The Newcastle nappy business gone global
Accidents happen, which is how the itti bitti nappy co started and how it became a global business. When founder Sue McLachlan had her daughter in 2005, she had a twofold problem: the expense of buying disposable nappies and the heft of existing cloth versions. Putting into practice the skills she acquired as an aspiring fashion designer, she designed and sewed a slim-fit cloth nappy to fit her tiny baby daughter, taking design cues from underwear and swimwear over bulky disposable nappies.
That’s where it might have ended, had McLachlan kept it to herself. “I started it as a hobby, making a few things for a few people so I could fund my own buying of fabric. I never intended it to be a business,” she says.
McLachlan received so many requests she found it simpler to put up a website to inform people when she had made some, and to make it easier for them to buy from her.

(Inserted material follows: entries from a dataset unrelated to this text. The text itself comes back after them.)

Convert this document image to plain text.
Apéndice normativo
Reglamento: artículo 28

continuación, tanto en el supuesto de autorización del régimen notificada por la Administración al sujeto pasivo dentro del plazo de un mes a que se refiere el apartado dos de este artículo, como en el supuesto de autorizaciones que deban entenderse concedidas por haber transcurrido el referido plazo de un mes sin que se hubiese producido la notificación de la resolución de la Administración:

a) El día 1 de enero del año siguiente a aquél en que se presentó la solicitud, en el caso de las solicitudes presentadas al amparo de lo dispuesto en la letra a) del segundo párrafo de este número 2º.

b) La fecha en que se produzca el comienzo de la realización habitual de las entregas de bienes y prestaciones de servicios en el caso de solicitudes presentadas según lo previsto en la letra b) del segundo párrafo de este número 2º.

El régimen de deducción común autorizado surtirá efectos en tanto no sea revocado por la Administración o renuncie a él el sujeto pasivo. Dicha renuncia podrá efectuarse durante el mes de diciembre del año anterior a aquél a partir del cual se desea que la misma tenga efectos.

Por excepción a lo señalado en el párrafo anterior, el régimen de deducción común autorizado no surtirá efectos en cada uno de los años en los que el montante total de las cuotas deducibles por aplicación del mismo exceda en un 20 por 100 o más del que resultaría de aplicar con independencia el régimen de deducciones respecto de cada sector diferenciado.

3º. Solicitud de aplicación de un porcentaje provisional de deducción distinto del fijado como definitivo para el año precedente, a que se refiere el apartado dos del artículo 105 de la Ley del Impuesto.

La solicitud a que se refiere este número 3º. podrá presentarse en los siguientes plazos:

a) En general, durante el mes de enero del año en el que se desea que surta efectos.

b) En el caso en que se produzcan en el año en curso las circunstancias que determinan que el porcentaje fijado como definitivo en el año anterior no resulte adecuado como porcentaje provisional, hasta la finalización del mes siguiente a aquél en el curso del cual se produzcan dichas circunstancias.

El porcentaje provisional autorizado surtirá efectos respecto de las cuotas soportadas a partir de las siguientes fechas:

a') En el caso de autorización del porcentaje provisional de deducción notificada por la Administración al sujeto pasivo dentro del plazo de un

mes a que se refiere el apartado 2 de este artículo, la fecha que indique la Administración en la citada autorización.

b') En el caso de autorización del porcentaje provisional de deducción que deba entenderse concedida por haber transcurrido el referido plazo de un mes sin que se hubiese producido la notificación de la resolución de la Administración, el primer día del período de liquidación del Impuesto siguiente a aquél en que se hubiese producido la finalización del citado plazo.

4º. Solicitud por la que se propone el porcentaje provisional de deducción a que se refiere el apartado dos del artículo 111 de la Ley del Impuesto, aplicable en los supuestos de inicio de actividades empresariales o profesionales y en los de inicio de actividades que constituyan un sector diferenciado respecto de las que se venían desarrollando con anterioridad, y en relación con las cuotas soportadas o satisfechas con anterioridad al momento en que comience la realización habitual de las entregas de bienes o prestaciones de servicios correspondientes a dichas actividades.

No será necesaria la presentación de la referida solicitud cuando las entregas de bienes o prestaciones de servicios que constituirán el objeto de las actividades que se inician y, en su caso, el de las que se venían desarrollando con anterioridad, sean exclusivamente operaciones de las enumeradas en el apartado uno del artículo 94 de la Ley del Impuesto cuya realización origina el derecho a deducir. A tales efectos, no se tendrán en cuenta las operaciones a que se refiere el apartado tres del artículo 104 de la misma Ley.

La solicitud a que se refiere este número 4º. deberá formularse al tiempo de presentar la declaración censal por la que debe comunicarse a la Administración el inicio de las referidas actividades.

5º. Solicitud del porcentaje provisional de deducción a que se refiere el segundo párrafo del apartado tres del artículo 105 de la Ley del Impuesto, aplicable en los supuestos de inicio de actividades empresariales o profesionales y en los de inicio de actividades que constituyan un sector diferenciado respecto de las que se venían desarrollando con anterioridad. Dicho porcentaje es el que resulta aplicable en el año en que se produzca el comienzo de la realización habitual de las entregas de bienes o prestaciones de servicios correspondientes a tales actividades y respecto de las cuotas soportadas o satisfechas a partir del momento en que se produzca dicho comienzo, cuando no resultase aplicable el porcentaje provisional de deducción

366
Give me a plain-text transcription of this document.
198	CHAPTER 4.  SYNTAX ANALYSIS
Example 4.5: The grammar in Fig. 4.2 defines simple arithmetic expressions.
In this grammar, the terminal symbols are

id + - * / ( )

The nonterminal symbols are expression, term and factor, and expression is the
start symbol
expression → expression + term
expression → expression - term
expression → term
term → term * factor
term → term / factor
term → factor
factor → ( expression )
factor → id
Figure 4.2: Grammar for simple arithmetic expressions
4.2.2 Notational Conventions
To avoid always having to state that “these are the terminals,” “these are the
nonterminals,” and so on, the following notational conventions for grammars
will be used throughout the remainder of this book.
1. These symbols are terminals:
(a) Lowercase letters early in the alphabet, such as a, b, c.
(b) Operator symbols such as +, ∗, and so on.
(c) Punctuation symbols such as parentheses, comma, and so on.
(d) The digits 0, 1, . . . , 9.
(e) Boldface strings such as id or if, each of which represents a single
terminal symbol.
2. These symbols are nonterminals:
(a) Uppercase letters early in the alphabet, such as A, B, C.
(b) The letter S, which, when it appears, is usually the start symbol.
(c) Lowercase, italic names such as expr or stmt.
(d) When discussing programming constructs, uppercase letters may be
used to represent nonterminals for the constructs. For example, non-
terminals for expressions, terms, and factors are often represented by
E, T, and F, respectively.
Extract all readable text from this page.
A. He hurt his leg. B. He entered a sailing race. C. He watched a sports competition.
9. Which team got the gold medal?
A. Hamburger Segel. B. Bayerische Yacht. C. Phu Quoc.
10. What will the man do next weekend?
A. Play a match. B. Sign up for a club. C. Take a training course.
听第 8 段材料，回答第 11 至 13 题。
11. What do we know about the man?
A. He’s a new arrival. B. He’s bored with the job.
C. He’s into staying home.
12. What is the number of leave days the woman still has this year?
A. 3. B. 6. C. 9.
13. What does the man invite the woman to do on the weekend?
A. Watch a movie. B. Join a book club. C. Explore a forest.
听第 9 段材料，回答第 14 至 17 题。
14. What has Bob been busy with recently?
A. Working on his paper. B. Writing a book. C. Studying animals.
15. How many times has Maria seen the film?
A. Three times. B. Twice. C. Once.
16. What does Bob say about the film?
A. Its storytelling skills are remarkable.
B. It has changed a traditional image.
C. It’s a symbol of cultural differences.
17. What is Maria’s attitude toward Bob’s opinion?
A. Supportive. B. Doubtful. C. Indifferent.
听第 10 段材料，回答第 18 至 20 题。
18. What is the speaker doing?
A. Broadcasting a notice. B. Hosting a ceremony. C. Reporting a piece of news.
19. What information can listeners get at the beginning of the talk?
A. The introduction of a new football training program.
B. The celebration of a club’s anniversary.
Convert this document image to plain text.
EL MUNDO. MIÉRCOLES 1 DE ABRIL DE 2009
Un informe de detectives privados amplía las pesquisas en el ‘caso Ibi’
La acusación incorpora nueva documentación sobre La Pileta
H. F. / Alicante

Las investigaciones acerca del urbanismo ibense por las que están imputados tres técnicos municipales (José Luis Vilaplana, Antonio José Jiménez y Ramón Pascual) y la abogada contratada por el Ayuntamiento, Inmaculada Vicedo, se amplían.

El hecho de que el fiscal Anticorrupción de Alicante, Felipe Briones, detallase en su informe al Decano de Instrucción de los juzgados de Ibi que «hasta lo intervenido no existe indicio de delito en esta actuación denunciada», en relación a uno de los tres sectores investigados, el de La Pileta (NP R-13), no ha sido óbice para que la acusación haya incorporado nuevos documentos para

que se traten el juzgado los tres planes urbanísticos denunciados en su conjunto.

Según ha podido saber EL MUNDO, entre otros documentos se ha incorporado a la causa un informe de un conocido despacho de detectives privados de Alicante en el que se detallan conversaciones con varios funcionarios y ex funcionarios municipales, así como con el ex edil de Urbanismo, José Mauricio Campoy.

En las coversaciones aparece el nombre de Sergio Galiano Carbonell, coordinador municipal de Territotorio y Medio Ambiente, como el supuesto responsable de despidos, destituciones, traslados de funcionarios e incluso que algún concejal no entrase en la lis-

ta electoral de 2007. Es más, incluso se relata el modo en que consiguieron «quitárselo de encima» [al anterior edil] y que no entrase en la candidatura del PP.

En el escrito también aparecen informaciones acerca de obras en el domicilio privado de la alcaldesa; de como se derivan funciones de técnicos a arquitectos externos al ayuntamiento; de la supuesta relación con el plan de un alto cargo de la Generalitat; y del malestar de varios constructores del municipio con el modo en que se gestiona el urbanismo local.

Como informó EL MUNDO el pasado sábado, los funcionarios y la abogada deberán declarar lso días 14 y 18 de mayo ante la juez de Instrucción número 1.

Within three months, everything she made sold out immediately. “Within 10 seconds of listing it on the website,” she recalls. “Every time I’d make more they’d sell out straight away. That went on for maybe six months.”
First steps
McLachlan started outsourcing parts of the work, such as fabric cutting, and enlisted a friend’s mother to help her sew. “From there I thought of what would happen if I made it fully outsourced. I got a small loan off a family member to buy fabric and then recruited a couple of sewers and went from selling 10-to-20 nappies a week to selling 100 in a week—and even those would still sell out.”
At that point McLachlan was confident the small nappies could sell in a big way, so she sold her house to invest in the business, starting with finding a manufacturer. “Unfortunately the production in Australia wasn’t cost viable. There was no one place that could provide a finished product, it was all piecework.” Instead, she headed to China with a shortlist of factories. “I was really conscious of not going to a sweatshop so I visited China to make a decision, be confident.”
McLachlan still does all the design work, and even has an Australian artist do the prints for some of her limited edition ranges. She visits China five times a year to ensure her quality standards are met. “They’ve learnt to love my quality standards,” she laughs. “With a lot of things that come out of China they don’t understand why it needs to be good quality, but I spent time explaining it. It’s a little factory so we have a good relationship because we’re their biggest customer.”
After a bit of back-and-forth to satisfy McLachlan’s standards, the first commercially produced itti bitti nappy became available for sale in January 2008. “I relaunched and rebranded the new ones that came in so they were different to the ones I’d already been making,” she says. “I took a punt on what I was doing and it paid off.”
Growing pains
At the same time McLachlan received her first commercial shipment of itti bitti nappies in Australia, her UK-based sister received a similar shipment. McLachlan managed all the stockists and orders from the NSW regional city of Newcastle, and her sister shipped them from her garage in the UK to reduce postage costs. “We had a few stockists by then, people who’d imported them from Australia, which meant that they were really expensive in the UK. The shipping alone was huge,” says McLachlan.
Being able to ship direct from the factory in China to the UK opened up the business in Europe, where demand grew quickly. With no business experience, however, McLachlan found herself in the deep end trying to design new nappies, manage the business and make sure supply met demand worldwide.
McLachlan’s first trade exhibition, a baby show in Germany, exposed how unprepared she was. “I had a stockist in the UK who said ‘you should do such-and-such a show, it would be really good’. So I made a snap decision to go to Germany and do a trade show having never done anything like that in my life. When I first arrived and saw our tiny little stand—we were among these massive companies—I thought, ‘what was I thinking?’ I almost got a bit teary. But then I thought ‘I’m here, I have to do it’ and from that very first trade show we got some amazing contacts and it took the business to places we never could’ve gone.”
The lessons learnt from that experience have since benefited the business, as well as made her role as managing director easier. After the expo she took on a dedicated sales manager to handle the wholesale international business market. “I’d been dealing with individual baby stores, but in those shows you get a lot of business buyers and potential distributors,” she notes. “My expertise is in the product side and the creative side of things, not necessarily sales and I recognised that. So I had a sales manager handle those negotiations and deal with those customers.”